As we begin 2018, there is a resolution I want to share in case I can inspire just one reader. My goal is to completely deconstruct the importance of physical beauty in my life.
It’s easy to do this in the way that I view others… we are less critical of other people so it’s easy to search for internal beauty when choosing who we build relationships with.
But for a lot of people, including myself, it seems so difficult to let go of vanity. I need to ask, who am I or even if I am ugly. And 95% of the time I hate what I see in the mirror, so 95% of the time, I am no one. Many days, I literally believe I am unworthy of love and even of my own life. Since grade school my obsession with being beautiful has prevented me from enjoying the gift of life.

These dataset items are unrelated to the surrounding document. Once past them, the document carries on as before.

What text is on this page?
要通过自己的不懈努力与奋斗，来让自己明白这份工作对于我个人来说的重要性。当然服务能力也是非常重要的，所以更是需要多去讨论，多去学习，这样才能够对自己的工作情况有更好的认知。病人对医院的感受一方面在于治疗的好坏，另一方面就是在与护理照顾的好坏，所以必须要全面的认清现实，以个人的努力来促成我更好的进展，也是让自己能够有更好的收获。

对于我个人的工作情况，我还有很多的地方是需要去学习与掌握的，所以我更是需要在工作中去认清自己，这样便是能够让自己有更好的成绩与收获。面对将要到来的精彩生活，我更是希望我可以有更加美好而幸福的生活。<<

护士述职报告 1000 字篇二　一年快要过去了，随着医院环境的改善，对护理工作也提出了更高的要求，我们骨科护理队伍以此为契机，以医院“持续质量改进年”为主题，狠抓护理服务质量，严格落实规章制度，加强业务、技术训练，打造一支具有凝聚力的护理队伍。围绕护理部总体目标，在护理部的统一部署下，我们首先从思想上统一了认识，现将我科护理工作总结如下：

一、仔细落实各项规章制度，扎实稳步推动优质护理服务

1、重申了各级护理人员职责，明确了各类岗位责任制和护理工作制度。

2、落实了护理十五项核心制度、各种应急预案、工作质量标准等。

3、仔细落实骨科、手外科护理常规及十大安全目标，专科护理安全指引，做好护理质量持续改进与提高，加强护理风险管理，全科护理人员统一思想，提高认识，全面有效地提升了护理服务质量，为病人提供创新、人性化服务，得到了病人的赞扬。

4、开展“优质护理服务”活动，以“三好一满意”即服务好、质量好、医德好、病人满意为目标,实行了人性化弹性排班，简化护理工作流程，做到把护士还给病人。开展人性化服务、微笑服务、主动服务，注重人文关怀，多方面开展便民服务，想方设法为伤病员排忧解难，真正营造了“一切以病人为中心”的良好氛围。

Countless times I have cancelled plans because I hate my body and don’t want to be seen by anyone, when what I really wanted was to go and be carefree and not have to think about my appearance. When I ask “who am I”, I should be able to recognize that I first of all have value just because I’m a human, and second, because of who I am inside.

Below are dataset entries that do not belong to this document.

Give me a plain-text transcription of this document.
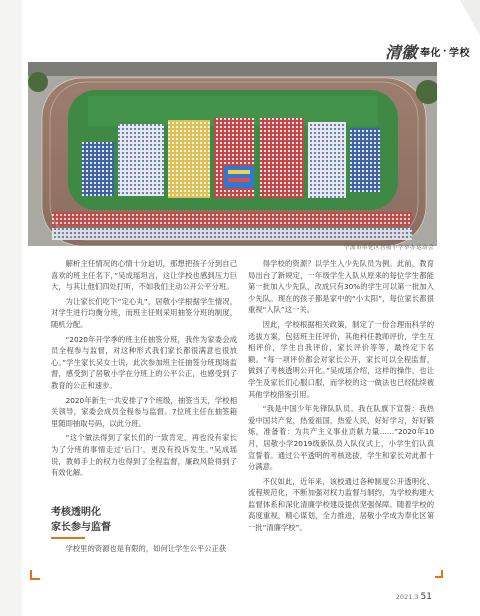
清徽 奉化 · 学校
宁波市奉化区居敬小学举办运动会

解析主任情况的心情十分迫切，那想把孩子分到自己喜欢的班主任名下，”吴成瑶坦言，这让学校也感到压力巨大，与其让他们四处打听，不如我们主动公开公平分班。

为让家长们吃下“定心丸”，居敬小学根据学生情况，对学生进行均衡分班，而班主任则采用抽签分班的制度，随机分配。

“2020年开学季的班主任抽签分班，我作为家委会成员全程参与监督，对这种形式我们家长都很满意也很放心。”学生家长吴女士说，此次参加班主任抽签分班现场监督，感受到了居敬小学在分班上的公平公正，也感受到了教育的公正和速步。

2020年新生一共安排了7个班级，抽签当天，学校相关领导，家委会成员全程参与监督。7位班主任在抽签箱里随即抽取号码，以此分班。

“这个做法得到了家长们的一致肯定，再也没有家长为了分班的事情走过‘后门’，更没有投诉发生。”吴成瑶说，教师手上的权力也得到了全程监督，廉政风险得到了有效化解。

考核透明化

家长参与监督

学校里的资源也是有限的，如何让学生公平公正获

得学校的资源？以学生入少先队员为例。此前，教育局出台了新规定，一年级学生入队从原来的每位学生都能第一批加入少先队，改成只有30%的学生可以第一批加入少先队。现在的孩子都是家中的“小太阳”，每位家长都很重视“入队”这一关。

因此，学校根据相关政策，制定了一份合理而科学的选拔方案，包括班主任评价，其他科任教师评价，学生互相评价，学生自我评价，家长评价等等，最终定下名额。“每一项评价都会对家长公开，家长可以全程监督，做到了考核透明公开化。”吴成瑶介绍，这样的操作，也让学生及家长们心服口服，而学校的这一做法也已经陆续被其他学校借鉴引用。

“我是中国少年先锋队队员。我在队旗下宣誓：我热爱中国共产党，热爱祖国，热爱人民，好好学习，好好锻炼，准备着：为共产主义事业贡献力量……”2020年10月，居敬小学2019级新队员入队仪式上，小学生们认真宣誓着。通过公平透明的考核选拔，学生和家长对此都十分满意。

不仅如此，近年来，该校通过各种制度公开透明化、流程规范化，不断加强对权力监督与制约，为学校构建大监督体系和深化清廉学校建设提供坚强保障。随着学校的高度重视，精心谋划，全力推进，居敬小学成为奉化区第一批“清廉学校”。

2021.3 51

Maybe I deal with this issue to a greater extreme than others, but I think it’s something that we should all consider, because the importance of beauty is imposed on our minds from such a young age. It is so deeply rooted in society that it’s hard to imagine complimenting celebrities on their personalities instead of their looks.
I want to be liberated from the mindset that the outside matters at all. I’ve been so in love with guys before that I’d tell myself, if he got into a burn accident and had scars all over his face and was completely unrecognizable, I would still love him with all my heart.
I deserve to be able to love myself that much – and that’s my goal this year.